Strategies are set out for enhancing children and family services and sets key priorities for social services, education, health and other partners in order to improve services for children at risk and families in most need, particularly those living in more socially disadvantaged, culturally and ethnically diverse communities. It also builds on measures of success in working together with parents and children to agree plans and partnerships which produce real results. The objectives link closely with those set out in the Green Paper “Every Child Matters”.
Children’s Trust policies will be a key vehicle in delivering local strategy, working closely with partners to ensure objectives are achieved.
The five key objectives of the strategy for consideration are: Protecting children from emotional, physical and sexual abuse and neglect; Promoting health and well being, ensuring healthy lifestyles, development of positive social skills and emotional resilience; Supporting achievement and enjoyment, development of skills and knowledge to enjoy childhood and facilitate social inclusion; Enabling participation and supporting responsible behaviour in the local community, economy, and services; Valuing diversity and confronting discrimination in relation to ethnicity, cultural background and ability/disability.
Preventative actions are seen as significant to improving the outcomes for children. The local councils and its partners are committed to redirecting resources to provide additional support for families and communities. It is recognised that cross linkages at the level of program planning and implementation and service delivery, will be vital to their effectiveness. A useful strategy adopts partnership building as its focus.
It recognises that there are practical things that government, families and communities can do, working together, to minimise risk for children and build resilience.

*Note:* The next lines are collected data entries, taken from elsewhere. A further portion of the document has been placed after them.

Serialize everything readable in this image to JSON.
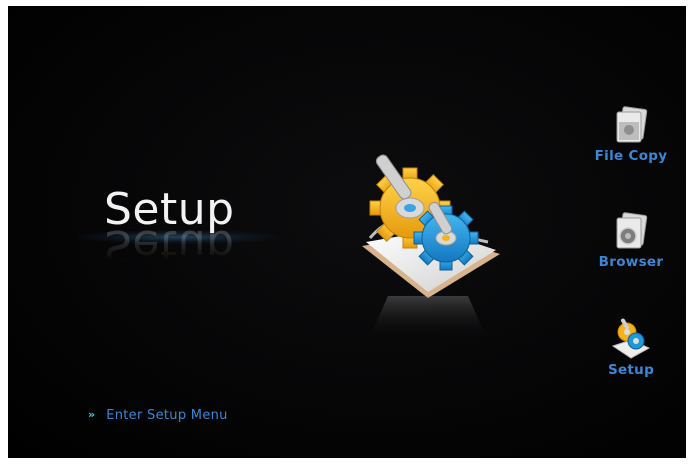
{
  "screen": {
    "title": "Setup",
    "hero_icon": "setup-gears-icon",
    "hint": {
      "chevron": "»",
      "text": "Enter Setup Menu"
    }
  },
  "menu": {
    "items": [
      {
        "label": "File Copy",
        "icon": "file-copy-icon"
      },
      {
        "label": "Browser",
        "icon": "browser-icon"
      },
      {
        "label": "Setup",
        "icon": "setup-icon"
      }
    ]
  },
  "colors": {
    "background": "#000000",
    "accent_blue": "#3b86d6",
    "chevron_cyan": "#3fd0d6",
    "title_white": "#f2f2f2",
    "gear_yellow": "#f4b21b",
    "gear_blue": "#1f9ad8"
  }
}
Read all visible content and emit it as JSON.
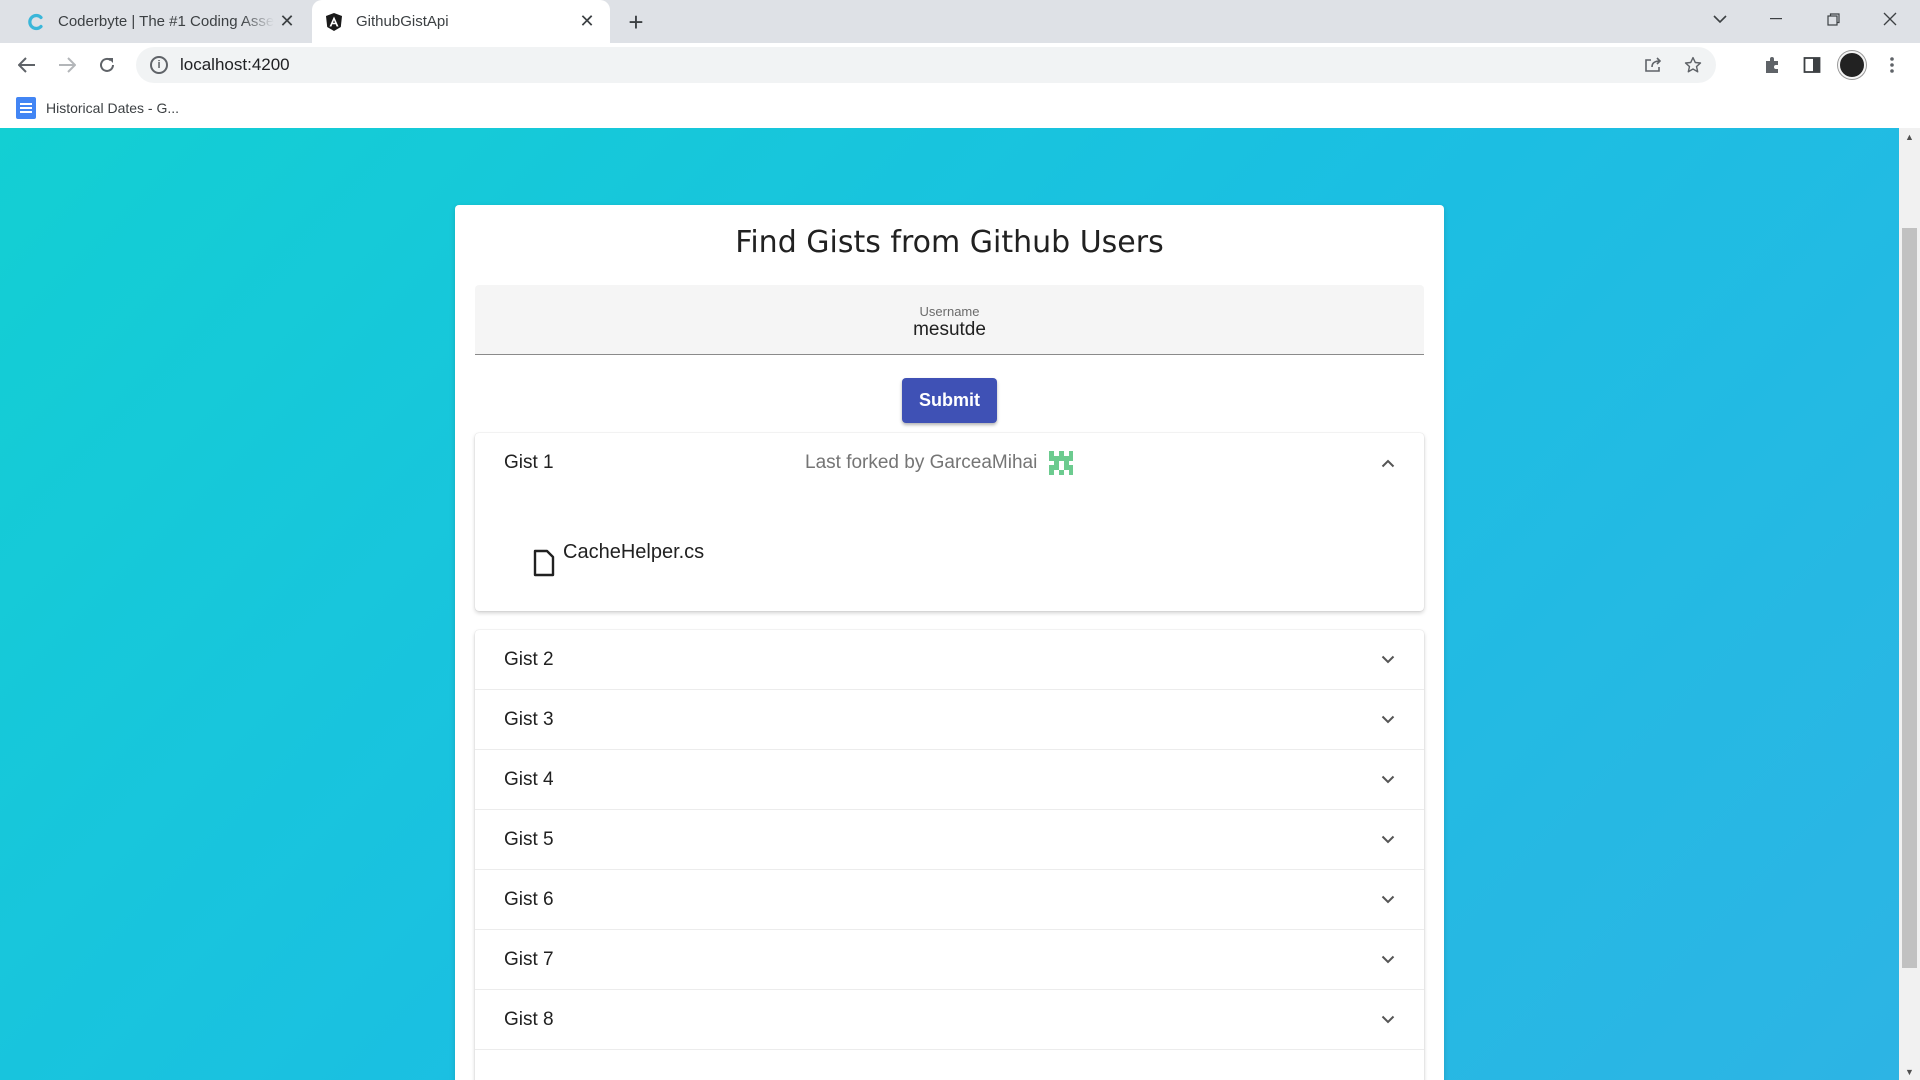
{
  "browser": {
    "tabs": [
      {
        "title": "Coderbyte | The #1 Coding Assessment",
        "favicon": "coderbyte-icon",
        "active": false
      },
      {
        "title": "GithubGistApi",
        "favicon": "angular-icon",
        "active": true
      }
    ],
    "url": "localhost:4200",
    "bookmarks": [
      {
        "label": "Historical Dates - G...",
        "icon": "google-docs-icon"
      }
    ]
  },
  "app": {
    "title": "Find Gists from Github Users",
    "username_label": "Username",
    "username_value": "mesutde",
    "submit_label": "Submit",
    "gists": [
      {
        "title": "Gist 1",
        "expanded": true,
        "forked_text": "Last forked by GarceaMihai",
        "files": [
          "CacheHelper.cs"
        ]
      },
      {
        "title": "Gist 2",
        "expanded": false
      },
      {
        "title": "Gist 3",
        "expanded": false
      },
      {
        "title": "Gist 4",
        "expanded": false
      },
      {
        "title": "Gist 5",
        "expanded": false
      },
      {
        "title": "Gist 6",
        "expanded": false
      },
      {
        "title": "Gist 7",
        "expanded": false
      },
      {
        "title": "Gist 8",
        "expanded": false
      }
    ]
  },
  "colors": {
    "background_gradient_start": "#13cfd3",
    "background_gradient_end": "#2db4e4",
    "primary_button": "#3f51b5",
    "identicon": "#6ccb8f"
  }
}
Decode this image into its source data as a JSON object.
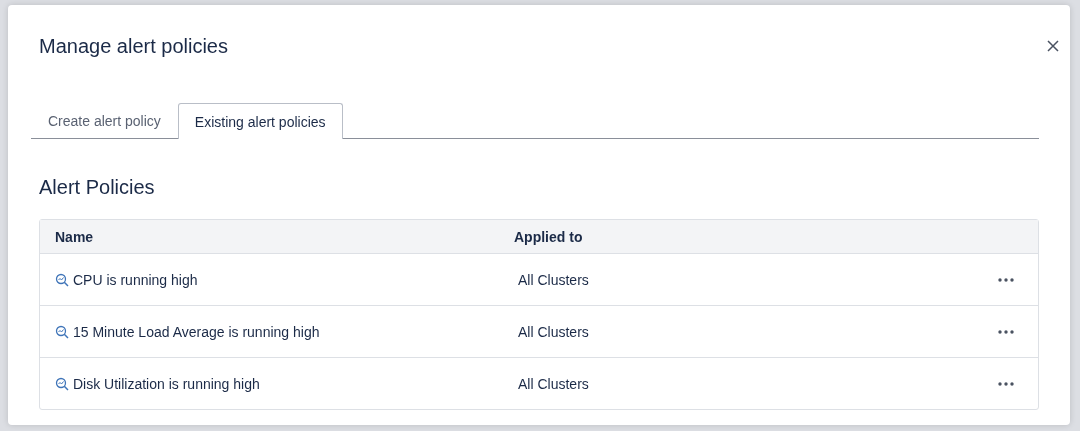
{
  "dialog": {
    "title": "Manage alert policies"
  },
  "tabs": [
    {
      "label": "Create alert policy",
      "selected": false
    },
    {
      "label": "Existing alert policies",
      "selected": true
    }
  ],
  "section": {
    "heading": "Alert Policies"
  },
  "table": {
    "columns": [
      "Name",
      "Applied to"
    ],
    "rows": [
      {
        "name": "CPU is running high",
        "applied_to": "All Clusters"
      },
      {
        "name": "15 Minute Load Average is running high",
        "applied_to": "All Clusters"
      },
      {
        "name": "Disk Utilization is running high",
        "applied_to": "All Clusters"
      }
    ]
  }
}
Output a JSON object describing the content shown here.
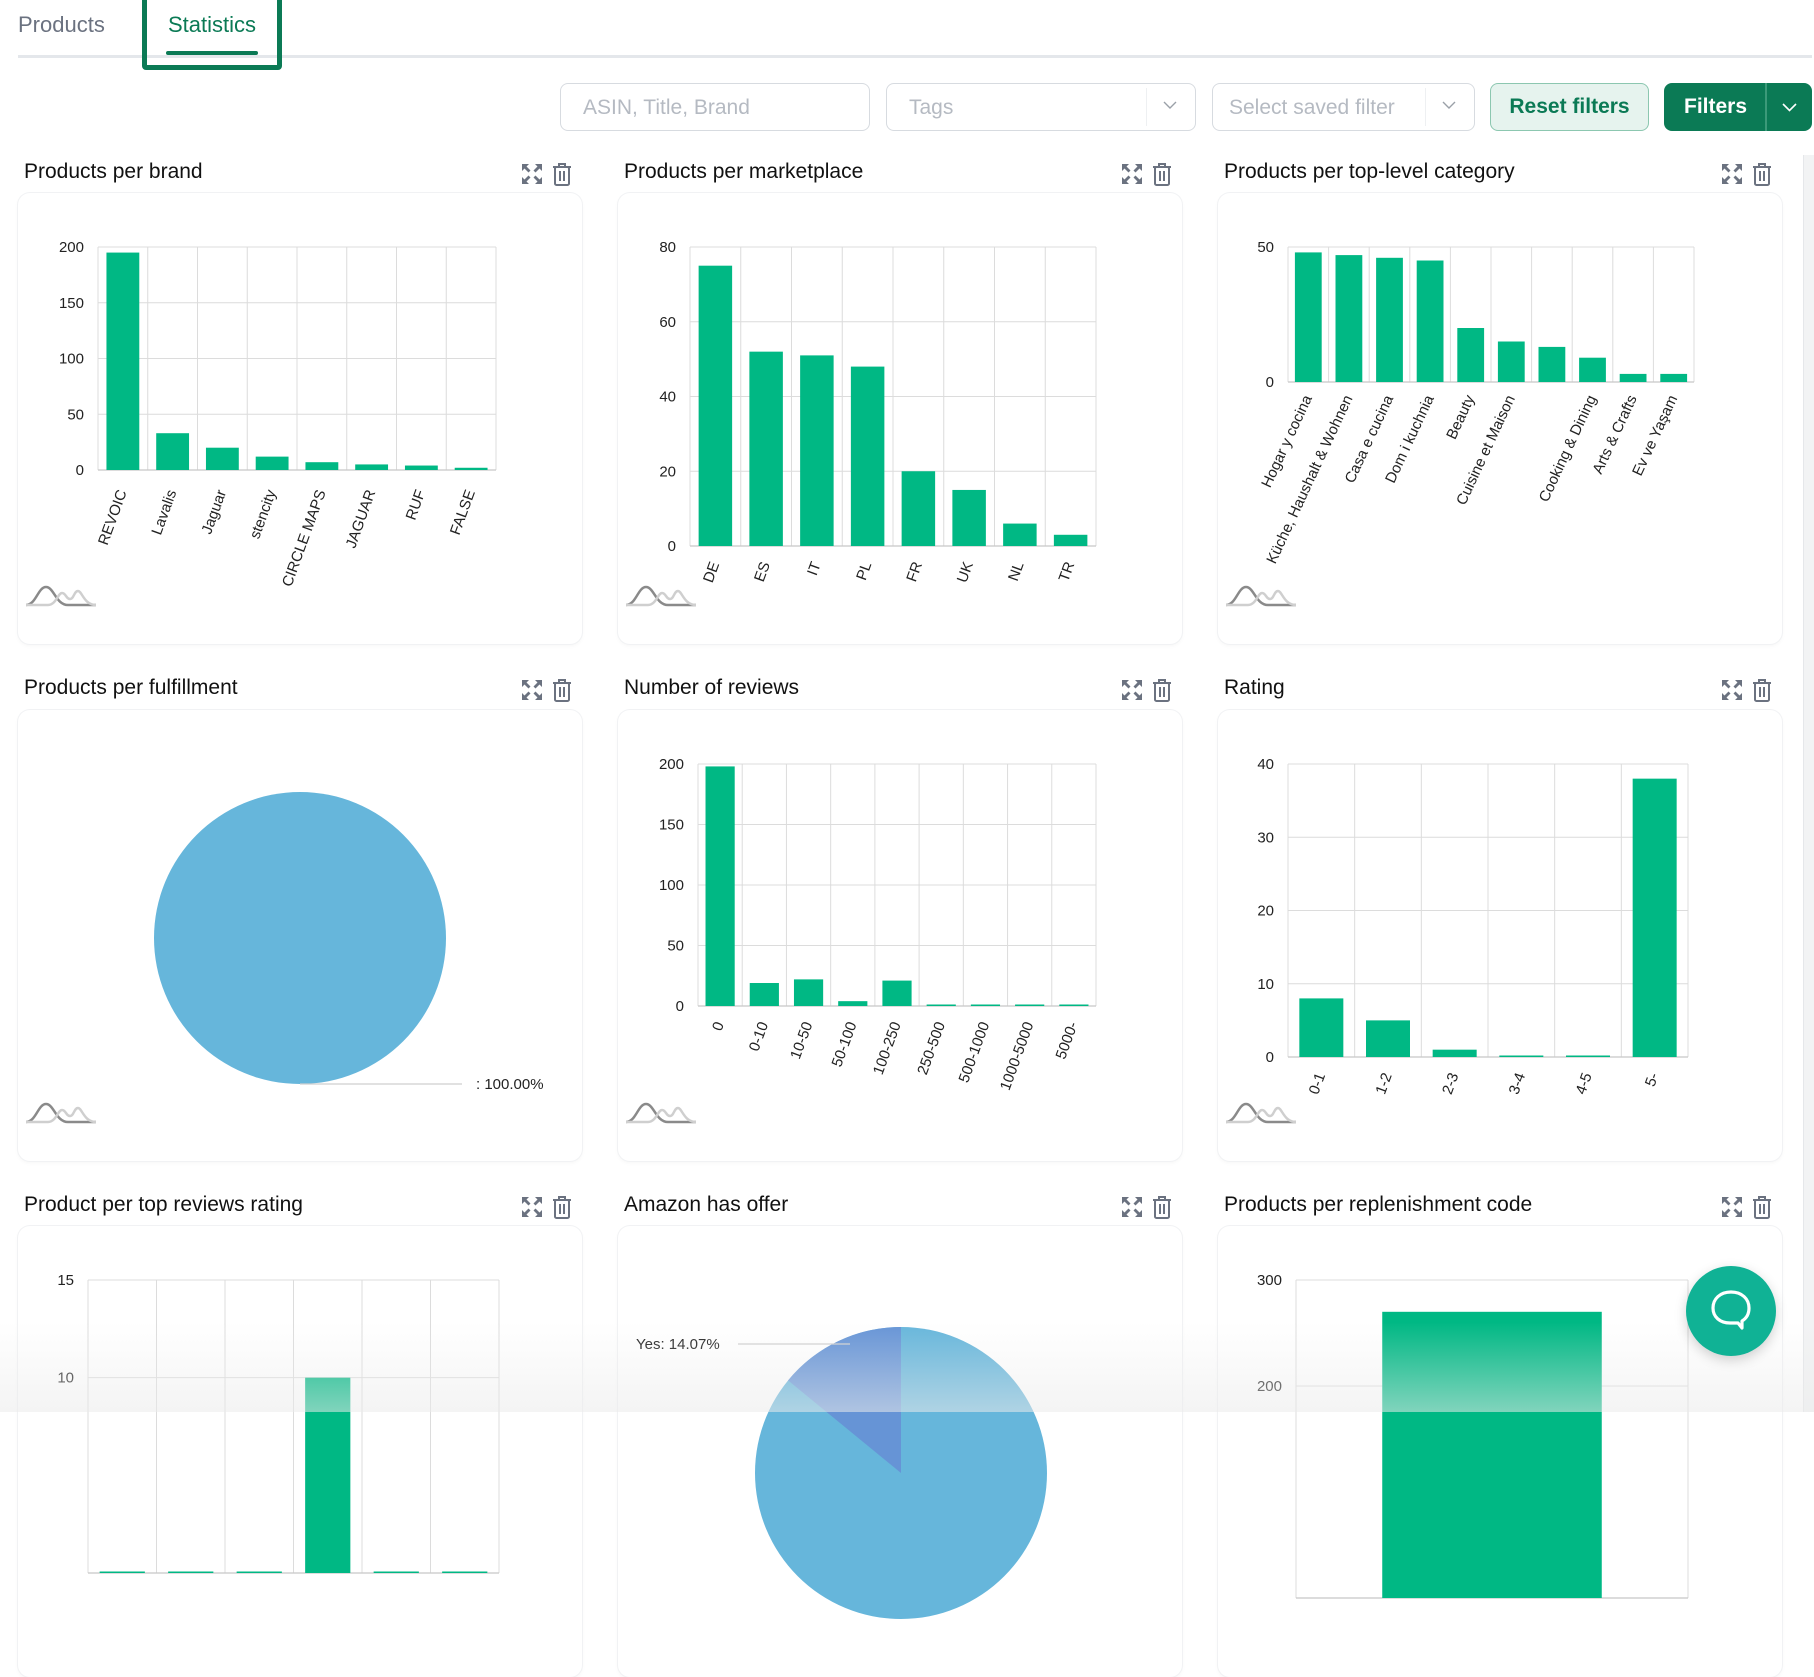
{
  "tabs": [
    {
      "label": "Products",
      "active": false
    },
    {
      "label": "Statistics",
      "active": true
    }
  ],
  "filters": {
    "search_placeholder": "ASIN, Title, Brand",
    "tags_placeholder": "Tags",
    "saved_filter_placeholder": "Select saved filter",
    "reset_label": "Reset filters",
    "filters_label": "Filters"
  },
  "colors": {
    "brand": "#0b7a55",
    "bar": "#00b884",
    "pie_primary": "#66b6db",
    "pie_secondary": "#6694d6",
    "chat": "#10b295"
  },
  "chart_data": [
    {
      "id": "brand",
      "type": "bar",
      "title": "Products per brand",
      "categories": [
        "REVOIC",
        "Lavalis",
        "Jaguar",
        "stencity",
        "CIRCLE MAPS",
        "JAGUAR",
        "RUF",
        "FALSE"
      ],
      "values": [
        195,
        33,
        20,
        12,
        7,
        5,
        4,
        2
      ],
      "yticks": [
        0,
        50,
        100,
        150,
        200
      ],
      "ylim": [
        0,
        200
      ],
      "xlabel": "",
      "ylabel": "",
      "grid": true
    },
    {
      "id": "marketplace",
      "type": "bar",
      "title": "Products per marketplace",
      "categories": [
        "DE",
        "ES",
        "IT",
        "PL",
        "FR",
        "UK",
        "NL",
        "TR"
      ],
      "values": [
        75,
        52,
        51,
        48,
        20,
        15,
        6,
        3
      ],
      "yticks": [
        0,
        20,
        40,
        60,
        80
      ],
      "ylim": [
        0,
        80
      ],
      "xlabel": "",
      "ylabel": "",
      "grid": true
    },
    {
      "id": "category",
      "type": "bar",
      "title": "Products per top-level category",
      "categories": [
        "Hogar y cocina",
        "Küche, Haushalt & Wohnen",
        "Casa e cucina",
        "Dom i kuchnia",
        "Beauty",
        "Cuisine et Maison",
        "",
        "Cooking & Dining",
        "Arts & Crafts",
        "Ev ve Yaşam"
      ],
      "values": [
        48,
        47,
        46,
        45,
        20,
        15,
        13,
        9,
        3,
        3
      ],
      "yticks": [
        0,
        50
      ],
      "ylim": [
        0,
        50
      ],
      "xlabel": "",
      "ylabel": "",
      "grid": true
    },
    {
      "id": "fulfillment",
      "type": "pie",
      "title": "Products per fulfillment",
      "slices": [
        {
          "label": "",
          "percent": 100.0
        }
      ],
      "data_labels": [
        ": 100.00%"
      ]
    },
    {
      "id": "reviews",
      "type": "bar",
      "title": "Number of reviews",
      "categories": [
        "0",
        "0-10",
        "10-50",
        "50-100",
        "100-250",
        "250-500",
        "500-1000",
        "1000-5000",
        "5000-"
      ],
      "values": [
        198,
        19,
        22,
        4,
        21,
        0.5,
        0.5,
        0.5,
        0.5
      ],
      "yticks": [
        0,
        50,
        100,
        150,
        200
      ],
      "ylim": [
        0,
        200
      ],
      "xlabel": "",
      "ylabel": "",
      "grid": true
    },
    {
      "id": "rating",
      "type": "bar",
      "title": "Rating",
      "categories": [
        "0-1",
        "1-2",
        "2-3",
        "3-4",
        "4-5",
        "5-"
      ],
      "values": [
        8,
        5,
        1,
        0.1,
        0.1,
        38
      ],
      "yticks": [
        0,
        10,
        20,
        30,
        40
      ],
      "ylim": [
        0,
        40
      ],
      "xlabel": "",
      "ylabel": "",
      "grid": true
    },
    {
      "id": "top_reviews",
      "type": "bar",
      "title": "Product per top reviews rating",
      "categories": [
        "",
        "",
        "",
        "",
        "",
        ""
      ],
      "values": [
        0,
        0,
        0,
        10,
        0,
        0
      ],
      "yticks": [
        10,
        15
      ],
      "ylim": [
        0,
        15
      ],
      "xlabel": "",
      "ylabel": "",
      "grid": true
    },
    {
      "id": "amazon_offer",
      "type": "pie",
      "title": "Amazon has offer",
      "slices": [
        {
          "label": "Yes",
          "percent": 14.07
        },
        {
          "label": "",
          "percent": 85.93
        }
      ],
      "data_labels": [
        "Yes: 14.07%"
      ]
    },
    {
      "id": "replenishment",
      "type": "bar",
      "title": "Products per replenishment code",
      "categories": [
        ""
      ],
      "values": [
        270
      ],
      "yticks": [
        200,
        300
      ],
      "ylim": [
        0,
        300
      ],
      "xlabel": "",
      "ylabel": "",
      "grid": true
    }
  ],
  "icons": {
    "expand": "expand-arrows-icon",
    "delete": "trash-icon",
    "distribution": "distribution-curve-icon",
    "chat": "chat-bubble-icon"
  }
}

No government agency or non-governmental organisation, alone, can achieve outcomes for children and families, especially those with complex needs e.g. drug abuse, teenage pregnancy and parental risk factors such as depression. Consequently, there is a clear need to develop improved responses to children and to work with the community and the youth sector to develop a network that can better plan and deliver services (Home Office, 1998 pp. 2-3).
One could assume that early intervention services (National Health Services, Schools, Communities and Welfare Services) have the greatest impact when they are provided as part of a coordinated network. By facilitating integrated service responses, such as improved national and local case management arrangements, fewer children and their families will face acute problems. Proposals of increasing the range of recreational and developmental opportunities available in a given community also form an important element of a holistic response to the needs of children, young people and families in general.
The types of programs developed to address local needs will depend on existing programs and community strengths, what young people and their families want in their community e.g. home based help, care and support initiatives, information and support services and how services and others join together to make decisions and take action. A particular issue for local level planning is the increasing number of young people with multiple problems for instance, who are homeless with a mental health problem and a substance misuse problem, which are not able to obtain the help they need. Better coordination between local-level services providers and improvements to the service infrastructure in communities represents a sound starting-point for addressing these issues.
During the past 25 years, a number of researchers have completed longitudinal developmental studies of large groups of children growing up in community settings (Christchurch longitude study; Fergusson & Lynskey, 1996). Within these groups of children, many characteristics of the children and families were examined, and the life course of the child was charted into adulthood. These large studies contained hundreds of children with outcomes varying from successful to extremely poor. In looking at the characteristics of children with different outcomes, the researchers (Bowlby, J. 1951) have identified consistent risk factors which are often associated with the development of negative outcomes, such as school failure, psychiatric illness, multiple hospitalisation, criminal involvement, vocational instability, and poor social relationships later in life.
The risk factors repeatedly identified are Child; fetal drug/alcohol abuse, delinquency, academic failure, substance abuse, repeated aggression, medical disorders. Family Characteristics; Poverty, large family 4 or more children, parents with mental disorders, parent with criminality, parent with substance abuse. Family/experimental; Teenage pregnancies, poor infant attachment to mother, witness to extreme violence, sustained neglect, separation/divorce, single parent, sexual/physical abuse, the list continues far beyond these few named.
Risk factors do not invariably lead to problems in the lives of children, but rather increase the probability that such problems will arise. Interestingly the studies show that it is less significant which risk factors are present, but how many are present in life of a child. This suggests that when these risk factors accumulate in the life of a child, there is a tendency towards the whole range of negative outcomes, regardless of which specific risk factors are operative. It follows that the damaging effects of multiple risk factors apply across gender, race, culture and disability category. This is supported by studies in a variety of socioeconomic and demographic populations.
These survivors of risk are marked resilient children. In studying resilient children and their families, researchers are beginning to identify important features which seem to confer protection against the poor outcomes usually associated with living with many risk factors. These so called protective factors protect no matter what the child’s diagnosis, disability, or experiential risks. Studies also show that the greater the number of risk factors a child possesses the greater number of protective factors he or she needs to promote a positive outcome. Specific protective factors have been repeatedly identified by different studies of resilient children.
Phelps (1988) noted that protective factors seem to fall into three general categories: The quality of the child e.g. temperament, hopes and aspirations, education; Family characteristics such as secure mother/child attachment, relationship was parents, family life routine; Social support from outside agencies to consider support from school/church; support from parents employers; support from mentor for child /family.